1. Customer Expectations Are Higher than Ever

The evidence is clear: 61% of customers say that they would switch to a competitor after only one bad experience. The expectation, regardless of demographics, is that businesses should understand and anticipate their customers’ needs, without requiring the customer to spend much time or energy communicating them.

While many businesses are scrambling to meet these expectations, according to a TalkDesk market study, only 11% of customers think that businesses take their feedback seriously. One ongoing issue factoring into this impression is that, for many companies, customer data is siloed across disparate systems. It’s hard for a business to prove they are taking customer feedback into account if your support team can’t easily access the same customer data as your marketing team.

Many businesses are aware of this issue: that same TalkDesk study showed that 46% of businesses know their biggest contact center weakness is customer data scattered across too many systems.

Modernizing your contact center can help combat issues like siloed information systems or impersonal customer experiences, while automating smaller tasks can help ensure your customers aren’t waiting on hold for help. By giving teams access to real-time information, your agents can provide a personalized customer experience with confidence.

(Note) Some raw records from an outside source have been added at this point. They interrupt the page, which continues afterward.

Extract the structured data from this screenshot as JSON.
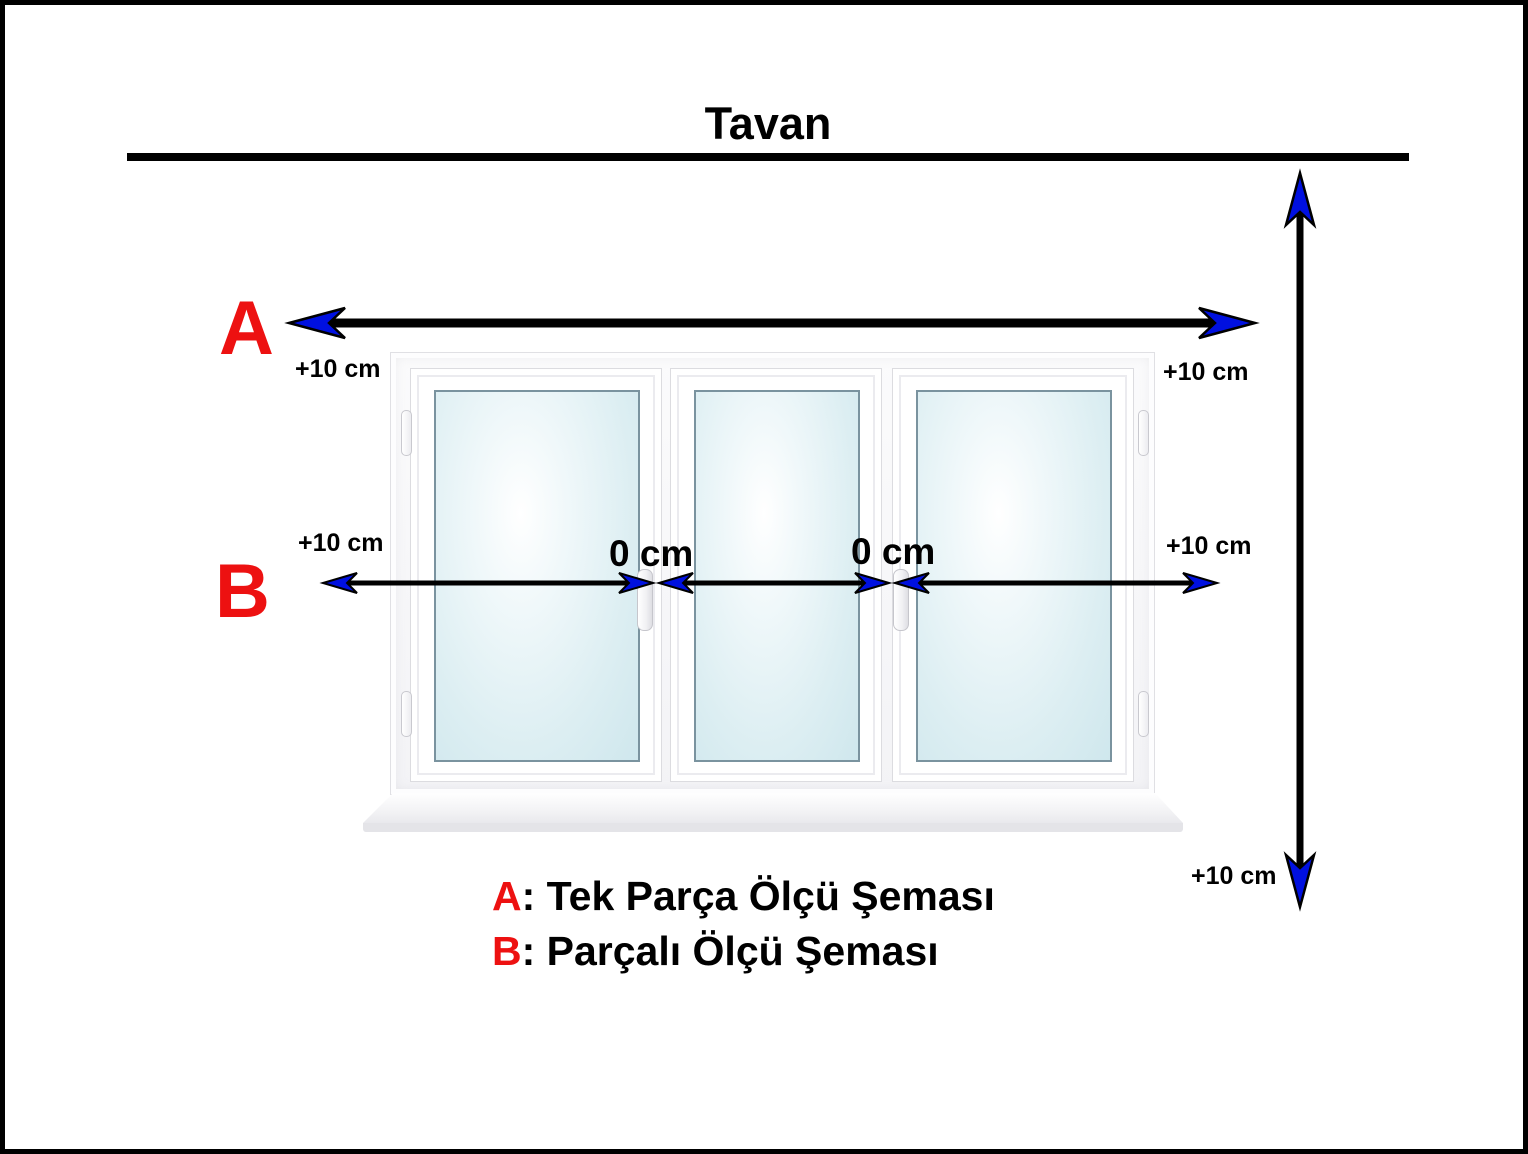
{
  "title": "Tavan",
  "markers": {
    "a": "A",
    "b": "B"
  },
  "measurements": {
    "a_left": "+10 cm",
    "a_right": "+10 cm",
    "b_left": "+10 cm",
    "b_right": "+10 cm",
    "b_gap_1": "0 cm",
    "b_gap_2": "0 cm",
    "height_bottom": "+10 cm"
  },
  "legend": [
    {
      "key": "A",
      "rest": ": Tek Parça Ölçü Şeması"
    },
    {
      "key": "B",
      "rest": ": Parçalı Ölçü Şeması"
    }
  ],
  "colors": {
    "marker_red": "#ed1111",
    "arrowhead_blue": "#0010e0",
    "line_black": "#000000",
    "glass_blue": "#dceef2"
  }
}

2. Outdated Technology Is Creating Poor Customer Experiences

Organizations are run by people, and sometimes people fall for the sunk cost fallacy. It can be difficult to get rid of platforms and products that no longer serve you—especially if you’ve already spent a ton of time and money upgrading them. Some companies are now facing ‘technology fatigue,’ dealing with the accumulation of outdated technological investments that are no longer relevant or helpful, and that would be better off replaced.

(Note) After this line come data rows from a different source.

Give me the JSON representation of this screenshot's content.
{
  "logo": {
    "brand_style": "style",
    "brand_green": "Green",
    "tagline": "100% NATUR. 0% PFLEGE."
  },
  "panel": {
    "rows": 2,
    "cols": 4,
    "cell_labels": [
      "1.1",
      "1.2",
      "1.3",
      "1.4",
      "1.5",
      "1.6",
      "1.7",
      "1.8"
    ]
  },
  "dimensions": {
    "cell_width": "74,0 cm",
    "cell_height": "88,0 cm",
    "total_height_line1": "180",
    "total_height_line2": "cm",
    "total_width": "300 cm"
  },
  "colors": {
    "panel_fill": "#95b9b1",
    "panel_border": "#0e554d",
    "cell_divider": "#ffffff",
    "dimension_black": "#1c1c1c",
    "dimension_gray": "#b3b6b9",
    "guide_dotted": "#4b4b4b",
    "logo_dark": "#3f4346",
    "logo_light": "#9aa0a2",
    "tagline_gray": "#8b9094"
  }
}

Contact center agents are now expected to handle more challenging customer issues across even more channels, and antiquated or outdated technology is creating a bottleneck. Trying to get the most out of outdated tools can be a distraction from developing more modern tools and strategies that can better address and adapt to the current needs of your business.

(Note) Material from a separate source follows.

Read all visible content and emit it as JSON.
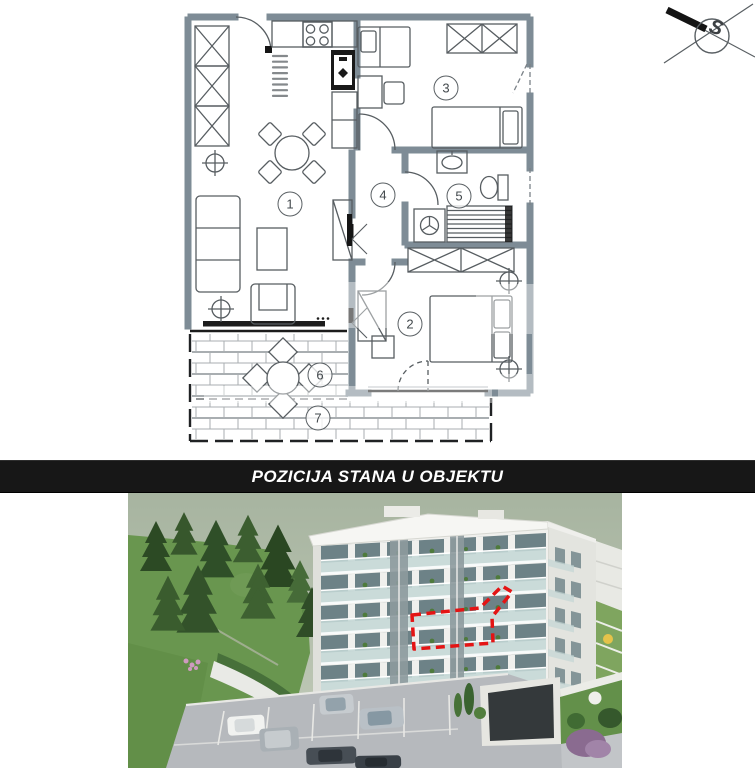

Modernization can help reduce stagnant technology bottlenecks and provide the tools you need. It’s also key in making sure the technology you have is working in sync—giving you visibility across channels, and ensuring that valuable information is not locked in data siloes.

3. Resilience Means Keeping Up with Technology Advances

While we can make projections about future trends, consumer behaviors, and market shifts, it is impossible to know with 100% certainty what’s to come, or how those coming changes will impact business operations. However, we do know that during the worst of the COVID pandemic, the companies best situated to navigate the then-unknown world of lockdowns and social distancing were the companies that had invested in technology that allowed them to be adaptable and flexible.

Modernization can help with building faster, more flexible tools, but it can also help prepare for the unknown. The best thing next to owning a crystal ball is investing in solutions that enable easier, quicker adaptability – no matter what comes.